La Liberté, comme l’enseignent tous les catéchismes et manuels de doctrine chrétienne, est une condition préalable au baptême., En outre, le Manuel missionnaire Itinerario para Párrocos de lndios, qui occupait une place de second rang derrière la Bible pour les frères, a déclaré que « les baptêmes forcés seront considérés comme nuls et non avenus. »
réconcilier le passé
selon le raisonnement des Franciscains, la réception du baptême par un Indien était une manifestation irrévocable de conviction religieuse, et donc un Indien baptisé a librement accepté de vivre en permanence sur la mission., Cela ne signifiait pas, cependant, qu’il était interdit de quitter les missions Une fois baptisé, et des visites mensuelles à des parents à l’extérieur des missions étaient autorisées. Dans les rares occasions où un Indien s’enfuyait ou ne revenait pas après son excursion mensuelle, d’autres néophytes chrétiens étaient envoyés après lui avec un avertissement que le châtiment suivrait si l’infraction était répétée.
Il est vrai que les châtiments corporels étaient un moyen standard de correction utilisé par les frères. Nous devons cependant faire très attention à ne pas tomber dans l’erreur de juger le passé avec des attitudes présentes., Alors que les châtiments corporels sont relativement rares dans les temps modernes, l’utilisation des cils, des stocks et des chaînes, par exemple, étaient monnaie courante parmi les personnes civilisées dans de nombreuses régions du monde au 18ème siècle.
l’attitude des frères envers les châtiments corporels ne peut être correctement comprise que dans leur relation globale en tant que « gardiens” des indigènes. Serra comprenait cela en termes d’éducation au sein d’une famille, reconnaissant qu’un frère devait traiter les Indiens « comme un père tendre et prudent., »
lorsque les châtiments corporels ont été appliqués, C’était aux mains d’un superviseur Indien, et les châtiments eux-mêmes étaient calculés pour causer de la douleur et de l’embarras, plutôt que des blessures durables
pourtant, Serra était certainement au courant des abus possibles dans ce domaine. En 1780, il écrit: « je suis prêt à admettre que dans l’imposition de la peine dont nous discutons maintenant, il y a peut-être eu des inégalités et des excès commis de la part de certains prêtres. »

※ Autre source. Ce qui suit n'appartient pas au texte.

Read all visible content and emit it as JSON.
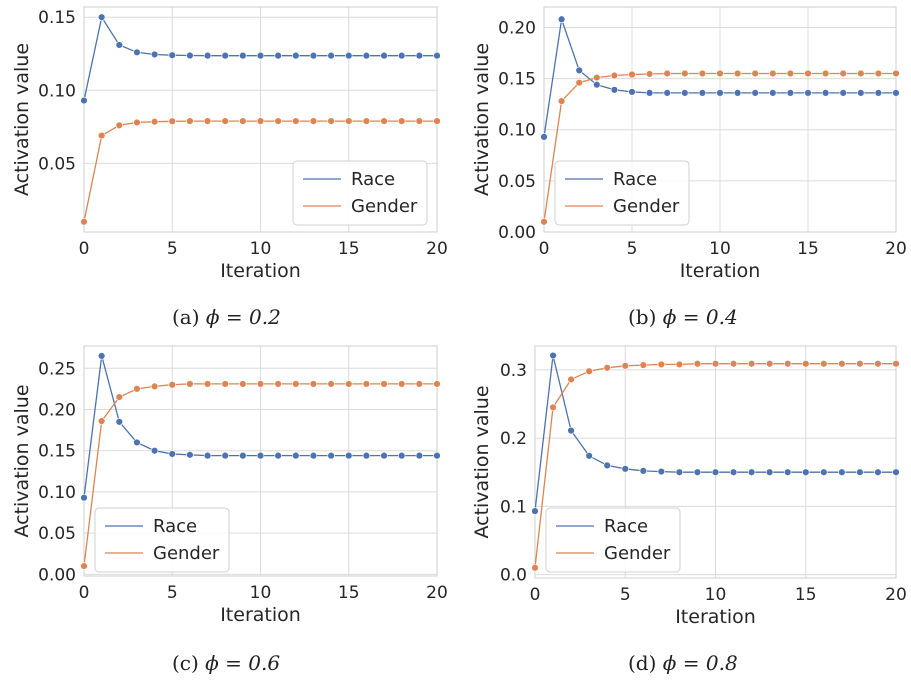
{
  "chart_data": [
    {
      "type": "line",
      "caption": "(a)",
      "phi_label": "ϕ = 0.2",
      "xlabel": "Iteration",
      "ylabel": "Activation value",
      "xlim": [
        0,
        20
      ],
      "ylim": [
        0.003,
        0.157
      ],
      "xticks": [
        0,
        5,
        10,
        15,
        20
      ],
      "yticks": [
        0.05,
        0.1,
        0.15
      ],
      "ytick_labels": [
        "0.05",
        "0.10",
        "0.15"
      ],
      "grid": true,
      "legend_position": "lower-right",
      "x": [
        0,
        1,
        2,
        3,
        4,
        5,
        6,
        7,
        8,
        9,
        10,
        11,
        12,
        13,
        14,
        15,
        16,
        17,
        18,
        19,
        20
      ],
      "series": [
        {
          "name": "Race",
          "color": "#4c72b0",
          "values": [
            0.093,
            0.15,
            0.131,
            0.126,
            0.1245,
            0.124,
            0.1238,
            0.1237,
            0.1237,
            0.1237,
            0.1237,
            0.1237,
            0.1237,
            0.1237,
            0.1237,
            0.1237,
            0.1237,
            0.1237,
            0.1237,
            0.1237,
            0.1237
          ]
        },
        {
          "name": "Gender",
          "color": "#dd8452",
          "values": [
            0.01,
            0.069,
            0.076,
            0.078,
            0.0785,
            0.0788,
            0.0789,
            0.0789,
            0.0789,
            0.0789,
            0.0789,
            0.0789,
            0.0789,
            0.0789,
            0.0789,
            0.0789,
            0.0789,
            0.0789,
            0.0789,
            0.0789,
            0.0789
          ]
        }
      ]
    },
    {
      "type": "line",
      "caption": "(b)",
      "phi_label": "ϕ = 0.4",
      "xlabel": "Iteration",
      "ylabel": "Activation value",
      "xlim": [
        0,
        20
      ],
      "ylim": [
        0.0,
        0.22
      ],
      "xticks": [
        0,
        5,
        10,
        15,
        20
      ],
      "yticks": [
        0.0,
        0.05,
        0.1,
        0.15,
        0.2
      ],
      "ytick_labels": [
        "0.00",
        "0.05",
        "0.10",
        "0.15",
        "0.20"
      ],
      "grid": true,
      "legend_position": "lower-left",
      "x": [
        0,
        1,
        2,
        3,
        4,
        5,
        6,
        7,
        8,
        9,
        10,
        11,
        12,
        13,
        14,
        15,
        16,
        17,
        18,
        19,
        20
      ],
      "series": [
        {
          "name": "Race",
          "color": "#4c72b0",
          "values": [
            0.093,
            0.208,
            0.158,
            0.144,
            0.139,
            0.137,
            0.136,
            0.136,
            0.136,
            0.136,
            0.136,
            0.136,
            0.136,
            0.136,
            0.136,
            0.136,
            0.136,
            0.136,
            0.136,
            0.136,
            0.136
          ]
        },
        {
          "name": "Gender",
          "color": "#dd8452",
          "values": [
            0.01,
            0.128,
            0.146,
            0.151,
            0.153,
            0.154,
            0.1545,
            0.155,
            0.155,
            0.155,
            0.155,
            0.155,
            0.155,
            0.155,
            0.155,
            0.155,
            0.155,
            0.155,
            0.155,
            0.155,
            0.155
          ]
        }
      ]
    },
    {
      "type": "line",
      "caption": "(c)",
      "phi_label": "ϕ = 0.6",
      "xlabel": "Iteration",
      "ylabel": "Activation value",
      "xlim": [
        0,
        20
      ],
      "ylim": [
        -0.002,
        0.277
      ],
      "xticks": [
        0,
        5,
        10,
        15,
        20
      ],
      "yticks": [
        0.0,
        0.05,
        0.1,
        0.15,
        0.2,
        0.25
      ],
      "ytick_labels": [
        "0.00",
        "0.05",
        "0.10",
        "0.15",
        "0.20",
        "0.25"
      ],
      "grid": true,
      "legend_position": "lower-left",
      "x": [
        0,
        1,
        2,
        3,
        4,
        5,
        6,
        7,
        8,
        9,
        10,
        11,
        12,
        13,
        14,
        15,
        16,
        17,
        18,
        19,
        20
      ],
      "series": [
        {
          "name": "Race",
          "color": "#4c72b0",
          "values": [
            0.093,
            0.265,
            0.185,
            0.16,
            0.15,
            0.146,
            0.145,
            0.144,
            0.144,
            0.144,
            0.144,
            0.144,
            0.144,
            0.144,
            0.144,
            0.144,
            0.144,
            0.144,
            0.144,
            0.144,
            0.144
          ]
        },
        {
          "name": "Gender",
          "color": "#dd8452",
          "values": [
            0.01,
            0.186,
            0.215,
            0.225,
            0.228,
            0.23,
            0.231,
            0.231,
            0.231,
            0.231,
            0.231,
            0.231,
            0.231,
            0.231,
            0.231,
            0.231,
            0.231,
            0.231,
            0.231,
            0.231,
            0.231
          ]
        }
      ]
    },
    {
      "type": "line",
      "caption": "(d)",
      "phi_label": "ϕ = 0.8",
      "xlabel": "Iteration",
      "ylabel": "Activation value",
      "xlim": [
        0,
        20
      ],
      "ylim": [
        -0.005,
        0.335
      ],
      "xticks": [
        0,
        5,
        10,
        15,
        20
      ],
      "yticks": [
        0.0,
        0.1,
        0.2,
        0.3
      ],
      "ytick_labels": [
        "0.0",
        "0.1",
        "0.2",
        "0.3"
      ],
      "grid": true,
      "legend_position": "lower-left",
      "x": [
        0,
        1,
        2,
        3,
        4,
        5,
        6,
        7,
        8,
        9,
        10,
        11,
        12,
        13,
        14,
        15,
        16,
        17,
        18,
        19,
        20
      ],
      "series": [
        {
          "name": "Race",
          "color": "#4c72b0",
          "values": [
            0.093,
            0.321,
            0.211,
            0.174,
            0.16,
            0.155,
            0.152,
            0.151,
            0.15,
            0.15,
            0.15,
            0.15,
            0.15,
            0.15,
            0.15,
            0.15,
            0.15,
            0.15,
            0.15,
            0.15,
            0.15
          ]
        },
        {
          "name": "Gender",
          "color": "#dd8452",
          "values": [
            0.01,
            0.245,
            0.286,
            0.298,
            0.303,
            0.306,
            0.307,
            0.308,
            0.308,
            0.309,
            0.309,
            0.309,
            0.309,
            0.309,
            0.309,
            0.309,
            0.309,
            0.309,
            0.309,
            0.309,
            0.309
          ]
        }
      ]
    }
  ]
}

trois jours avant St., Jean-Paul II a visité la tombe de Fray Junípero Serra en 1987, il a rencontré des Amérindiens à Phoenix. Comme Serra, Jean-Paul II a admis que” tous les membres de l’Église n’étaient pas à la hauteur de leurs responsabilités chrétiennes » pendant la période coloniale.

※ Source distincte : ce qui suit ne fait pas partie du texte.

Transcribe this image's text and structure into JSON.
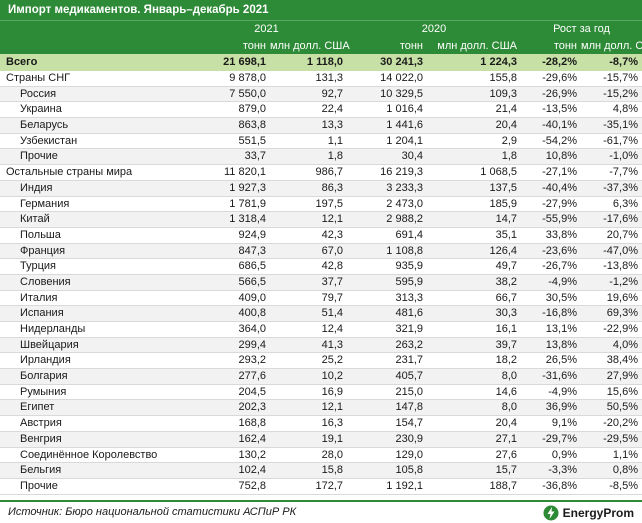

« Nous sommes appelés à apprendre des erreurs du passé”, a-t-il déclaré, « et nous devons travailler ensemble pour la réconciliation et la guérison, en tant que frères et sœurs dans le Christ., »

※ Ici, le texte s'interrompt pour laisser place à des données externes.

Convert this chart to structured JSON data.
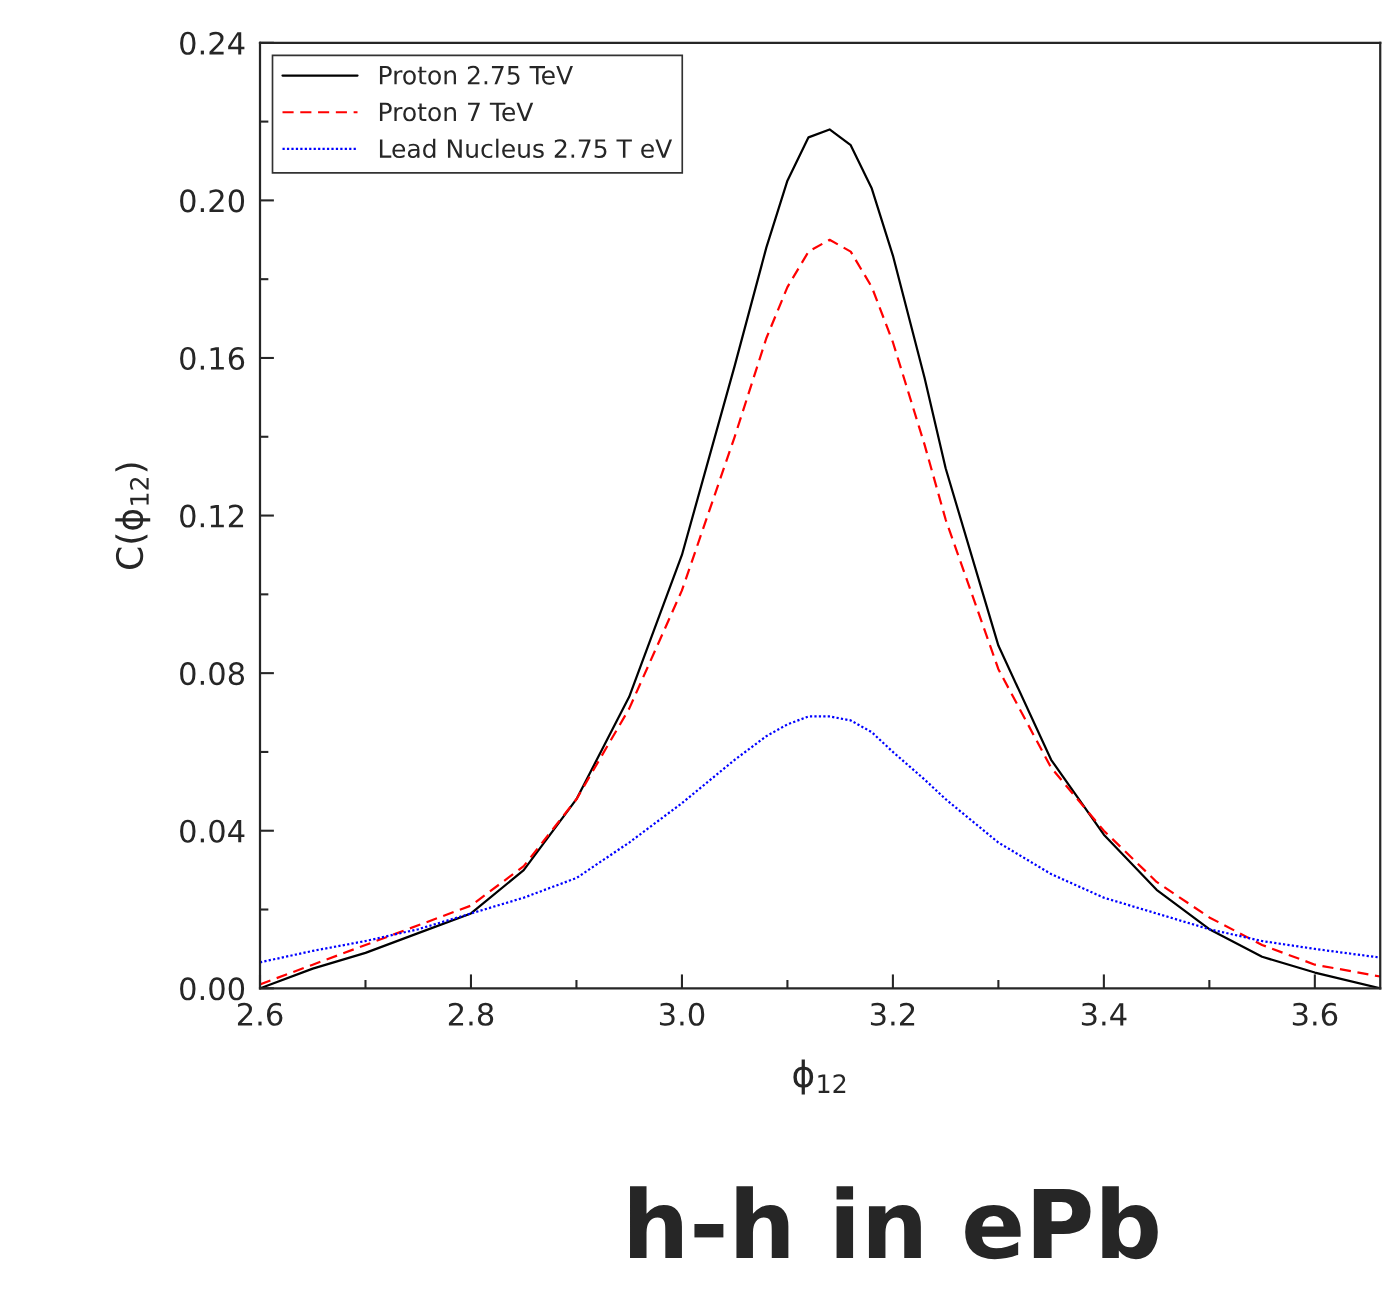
{
  "chart_data": {
    "type": "line",
    "title": "h-h in ePb",
    "xlabel": "ϕ$_{12}$",
    "ylabel": "C(ϕ$_{12}$)",
    "x": [
      2.6,
      2.65,
      2.7,
      2.75,
      2.8,
      2.85,
      2.9,
      2.95,
      3.0,
      3.05,
      3.08,
      3.1,
      3.12,
      3.14,
      3.16,
      3.18,
      3.2,
      3.23,
      3.25,
      3.3,
      3.35,
      3.4,
      3.45,
      3.5,
      3.55,
      3.6,
      3.662
    ],
    "series": [
      {
        "name": "Proton 2.75 TeV",
        "color": "#000000",
        "line_style": "solid",
        "values": [
          0.0,
          0.005,
          0.009,
          0.014,
          0.019,
          0.03,
          0.048,
          0.074,
          0.11,
          0.158,
          0.188,
          0.205,
          0.216,
          0.218,
          0.214,
          0.203,
          0.186,
          0.155,
          0.132,
          0.087,
          0.058,
          0.039,
          0.025,
          0.015,
          0.008,
          0.004,
          0.0
        ]
      },
      {
        "name": "Proton 7 TeV",
        "color": "#ff0000",
        "line_style": "dashed",
        "values": [
          0.001,
          0.006,
          0.011,
          0.016,
          0.021,
          0.031,
          0.048,
          0.071,
          0.101,
          0.14,
          0.165,
          0.178,
          0.187,
          0.19,
          0.187,
          0.178,
          0.164,
          0.138,
          0.119,
          0.081,
          0.056,
          0.04,
          0.027,
          0.018,
          0.011,
          0.006,
          0.003
        ]
      },
      {
        "name": "Lead Nucleus 2.75 T eV",
        "color": "#0000ff",
        "line_style": "dotted",
        "values": [
          0.0066,
          0.0095,
          0.012,
          0.015,
          0.019,
          0.023,
          0.028,
          0.037,
          0.047,
          0.058,
          0.064,
          0.067,
          0.069,
          0.069,
          0.068,
          0.065,
          0.06,
          0.053,
          0.048,
          0.037,
          0.029,
          0.023,
          0.019,
          0.015,
          0.012,
          0.01,
          0.0078
        ]
      }
    ],
    "xlim": [
      2.6,
      3.662
    ],
    "xticks": [
      {
        "value": 2.6,
        "label": "2.6"
      },
      {
        "value": 2.8,
        "label": "2.8"
      },
      {
        "value": 3.0,
        "label": "3.0"
      },
      {
        "value": 3.2,
        "label": "3.2"
      },
      {
        "value": 3.4,
        "label": "3.4"
      },
      {
        "value": 3.6,
        "label": "3.6"
      }
    ],
    "ylim": [
      0,
      0.24
    ],
    "yticks": [
      {
        "value": 0,
        "label": "0.00"
      },
      {
        "value": 0.04,
        "label": "0.04"
      },
      {
        "value": 0.08,
        "label": "0.08"
      },
      {
        "value": 0.12,
        "label": "0.12"
      },
      {
        "value": 0.16,
        "label": "0.16"
      },
      {
        "value": 0.2,
        "label": "0.20"
      },
      {
        "value": 0.24,
        "label": "0.24"
      }
    ],
    "grid": false,
    "legend": "top left",
    "marker": "none"
  }
}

dans le même temps, il a également distingué les « nombreux missionnaires qui ont vigoureusement défendu les droits des premiers habitants de cette terre” et a salué particulièrement Fray Junípero Serra.
de même, tout en reconnaissant les « erreurs et les torts” du passé, nous reconnaissons et célébrons également la sainteté héroïque et les bonnes œuvres de ce saint frère, qui a joué un rôle déterminant dans l’introduction de l’Évangile dans le monde nouveau.
Mgr Francis J. Weber est archiviste émérite de L’Archidiocèse de Los Angeles et auteur de plusieurs ouvrages sur Junípero Serra et les missions de Californie., Il est membre du San Buenaventura Council 2498 à Ventura, en Californie.